Bug 302341

Summary: token lost in commit state results in rejection of necessary join messages
Product: Red Hat Enterprise Linux 5 Reporter: Steven Dake <sdake>
Component: openaisAssignee: Steven Dake <sdake>
Status: CLOSED ERRATA QA Contact:
Severity: high Docs Contact:
Priority: high    
Version: 5.1CC: cluster-maint, kanderso, nstraz, rkenna, tao
Target Milestone: ---   
Target Release: ---   
Hardware: All   
OS: Linux   
Whiteboard:
Fixed In Version: RHBA-2007-0599 Doc Type: Bug Fix
Doc Text:
Story Points: ---
Clone Of: Environment:
Last Closed: 2007-11-07 17:00:16 UTC Type: ---
Regression: --- Mount Type: ---
Documentation: --- CRM:
Verified Versions: Category: ---
oVirt Team: --- RHEL 7.3 requirements from Atomic Host:
Cloudforms Team: --- Target Upstream Version:
Embargoed:
Attachments:
Description Flags
initializes my_new_memb in entrance to commit state instead of recovery state. none

Description Steven Dake 2007-09-23 19:51:56 UTC
Description of problem:
When a token is lost in the COMMIT state, the processor in the commit state
could incrrectly reject join messages.  This results in a continuous loop of
singleton nodes forming without forming of a proper membership.

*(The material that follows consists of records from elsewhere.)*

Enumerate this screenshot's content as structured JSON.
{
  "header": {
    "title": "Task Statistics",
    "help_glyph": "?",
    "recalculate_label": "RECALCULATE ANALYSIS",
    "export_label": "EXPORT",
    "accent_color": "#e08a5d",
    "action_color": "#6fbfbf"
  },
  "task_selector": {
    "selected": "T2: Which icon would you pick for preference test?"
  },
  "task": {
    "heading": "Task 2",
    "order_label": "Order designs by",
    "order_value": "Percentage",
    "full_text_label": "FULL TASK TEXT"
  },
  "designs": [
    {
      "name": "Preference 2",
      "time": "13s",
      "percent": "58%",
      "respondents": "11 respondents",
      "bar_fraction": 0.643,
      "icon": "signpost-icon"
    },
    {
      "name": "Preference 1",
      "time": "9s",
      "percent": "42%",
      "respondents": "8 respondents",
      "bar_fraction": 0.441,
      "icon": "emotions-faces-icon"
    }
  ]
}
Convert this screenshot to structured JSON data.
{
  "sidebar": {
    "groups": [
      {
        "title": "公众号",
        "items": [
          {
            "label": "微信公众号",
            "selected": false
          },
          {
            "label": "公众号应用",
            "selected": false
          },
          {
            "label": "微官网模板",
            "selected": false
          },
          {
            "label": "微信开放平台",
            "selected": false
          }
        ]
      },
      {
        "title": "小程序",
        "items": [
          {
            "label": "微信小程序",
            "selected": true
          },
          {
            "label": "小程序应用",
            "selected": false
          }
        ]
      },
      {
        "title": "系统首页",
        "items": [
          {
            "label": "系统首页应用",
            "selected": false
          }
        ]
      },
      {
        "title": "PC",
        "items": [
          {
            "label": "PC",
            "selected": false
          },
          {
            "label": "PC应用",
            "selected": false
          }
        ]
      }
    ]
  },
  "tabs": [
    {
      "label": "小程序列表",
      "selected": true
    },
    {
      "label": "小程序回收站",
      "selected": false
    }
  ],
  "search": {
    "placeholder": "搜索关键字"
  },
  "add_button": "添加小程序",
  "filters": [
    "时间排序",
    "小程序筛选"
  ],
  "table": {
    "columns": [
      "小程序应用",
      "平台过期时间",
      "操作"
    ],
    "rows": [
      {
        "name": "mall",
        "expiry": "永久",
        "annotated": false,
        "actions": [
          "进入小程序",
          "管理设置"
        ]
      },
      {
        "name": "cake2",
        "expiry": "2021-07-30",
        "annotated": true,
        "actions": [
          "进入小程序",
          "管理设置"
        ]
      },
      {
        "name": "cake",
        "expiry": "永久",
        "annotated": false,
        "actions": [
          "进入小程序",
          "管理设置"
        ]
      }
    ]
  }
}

Version-Release number of selected component (if applicable):
80.3-4

How reproducible:
reproduces with mp5 test suite 1 time in 15k iterations.  Also believed to
reproduce easily with QE revolver.

Steps to Reproduce:
1. run current mp5
2. wait for failure
3. or
4. run revolver
5. analyze failure to determine if it is this failure cause
6. the failure can be detected if there are a bunch of single node
configurations over and over at every token timeout.

  
Actual results:
mp5 or revolver fails

Expected results:
mp5 or revolver should not fail

Additional info:
The totem specification is in error in this case.  There are four states which
in order of time go GATHER, COMMIT, RECOVERY, OPERATIONAL.  The protocol sets a
variable new_memb_list in entrance to the recovery state.  This variable is used
to determine if messages should be rejected in the COMMIT state.  Since the
variable is used before it is set, it is invalid.  This usually doesn't cause a
problem because the case for the commit token loss is very difficult to
reproduce.  Once the commit token is lost, the my_new_memb variable usually
contains enough membership information for the protocol to work correctly. 
Sometimes, however, it does not contain the processors which it should indeed
accept join mesages from.

test case on iteration 100k+ without failure of the membership protoccol via mp5.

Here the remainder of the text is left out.